I had a similar problem - I had to read a whole XML file and create a data structure in memory. On this data structure (the whole thing had to be loaded) I had to do various operations. A lot of the XML elements contained text (which I had to output in my output file, but wasn't important for the algorithm).
FIrstly, as suggested here, I used SAX to parse the file and build up my data structure. My file was 4GB and I had an 8GB machine so I figured maybe 3GB of the file was just text, and java.lang.String would probably need 6GB for those text using its UTF-16.
If the JVM takes up more space than the computer has physical RAM, then the machine will swap. Doing a mark+sweep garbage collection will result in the pages getting accessed in a random-order manner and also objects getting moved from one object pool to another, which basically kills the machine.
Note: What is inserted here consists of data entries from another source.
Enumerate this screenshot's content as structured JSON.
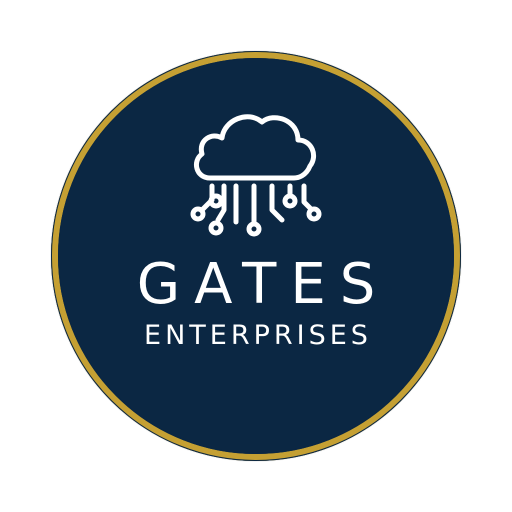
{
  "logo": {
    "title": "GATES",
    "subtitle": "ENTERPRISES",
    "icon": "cloud-circuit-icon",
    "colors": {
      "background": "#ffffff",
      "navy": "#0b2743",
      "gold": "#c5a033",
      "text": "#ffffff"
    }
  }
}
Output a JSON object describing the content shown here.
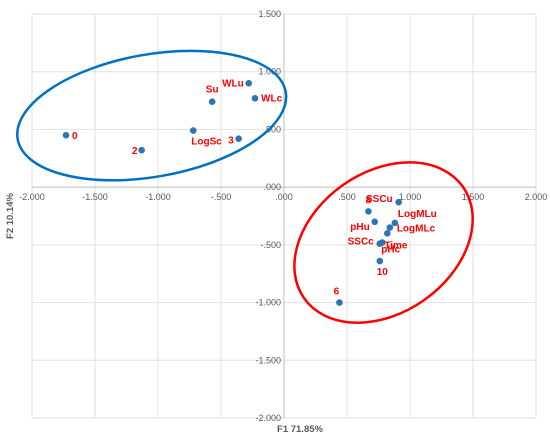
{
  "chart_data": {
    "type": "scatter",
    "xlabel": "F1 71.85%",
    "ylabel": "F2 10.14%",
    "xlim": [
      -2.0,
      2.0
    ],
    "ylim": [
      -2.0,
      1.5
    ],
    "x_ticks": [
      -2.0,
      -1.5,
      -1.0,
      -0.5,
      0.0,
      0.5,
      1.0,
      1.5,
      2.0
    ],
    "y_ticks": [
      -2.0,
      -1.5,
      -1.0,
      -0.5,
      0.0,
      0.5,
      1.0,
      1.5
    ],
    "x_tick_labels": [
      "-2.000",
      "-1.500",
      "-1.000",
      "-.500",
      ".000",
      ".500",
      "1.000",
      "1.500",
      "2.000"
    ],
    "y_tick_labels": [
      "-2.000",
      "-1.500",
      "-1.000",
      "-.500",
      ".000",
      ".500",
      "1.000",
      "1.500"
    ],
    "grid": true,
    "marker_color": "#2e75b6",
    "points": [
      {
        "label": "0",
        "x": -1.73,
        "y": 0.45,
        "color": "#ff0000"
      },
      {
        "label": "2",
        "x": -1.13,
        "y": 0.32,
        "color": "#ff0000"
      },
      {
        "label": "Su",
        "x": -0.57,
        "y": 0.74,
        "color": "#ff0000"
      },
      {
        "label": "WLu",
        "x": -0.28,
        "y": 0.9,
        "color": "#ff0000"
      },
      {
        "label": "WLc",
        "x": -0.23,
        "y": 0.77,
        "color": "#ff0000"
      },
      {
        "label": "LogSc",
        "x": -0.72,
        "y": 0.49,
        "color": "#ff0000"
      },
      {
        "label": "3",
        "x": -0.36,
        "y": 0.42,
        "color": "#ff0000"
      },
      {
        "label": "8",
        "x": 0.67,
        "y": -0.21,
        "color": "#ff0000"
      },
      {
        "label": "SSCu",
        "x": 0.91,
        "y": -0.13,
        "color": "#ff0000"
      },
      {
        "label": "pHu",
        "x": 0.72,
        "y": -0.3,
        "color": "#ff0000"
      },
      {
        "label": "LogMLu",
        "x": 0.88,
        "y": -0.31,
        "color": "#ff0000"
      },
      {
        "label": "LogMLc",
        "x": 0.84,
        "y": -0.35,
        "color": "#ff0000"
      },
      {
        "label": "Time",
        "x": 0.82,
        "y": -0.4,
        "color": "#ff0000"
      },
      {
        "label": "SSCc",
        "x": 0.76,
        "y": -0.49,
        "color": "#ff0000"
      },
      {
        "label": "pHc",
        "x": 0.78,
        "y": -0.48,
        "color": "#ff0000"
      },
      {
        "label": "10",
        "x": 0.76,
        "y": -0.64,
        "color": "#ff0000"
      },
      {
        "label": "6",
        "x": 0.44,
        "y": -1.0,
        "color": "#ff0000"
      }
    ],
    "groups": [
      {
        "color": "#0070c0",
        "center": [
          -1.05,
          0.62
        ],
        "radius_x": 1.08,
        "radius_y": 0.53,
        "rotation_deg": -10
      },
      {
        "color": "#ff0000",
        "center": [
          0.79,
          -0.48
        ],
        "radius_x": 0.77,
        "radius_y": 0.61,
        "rotation_deg": -35
      }
    ]
  }
}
So I decided to write all my strings out to disk in a file (the FS can obviously handle sequential-write of the 3GB just fine, and when reading it in the OS will use available memory for a file-system cache; there might still be random-access reads but fewer than a GC in java). I created a little helper class which you are more than welcome to download if it helps you: StringsFile javadoc | Download ZIP.
StringsFile file = new StringsFile();
StringInFile str = file.newString("abc"); // writes string to file
System.out.println("str is: " + str.toString()); // fetches string from file
+1 for StaX. It's easier to use than SaX because you don't need to write callbacks (you essentially just loop over all elements of the while until you're done) and it has (AFAIK) no limit as to the size of the files it can process.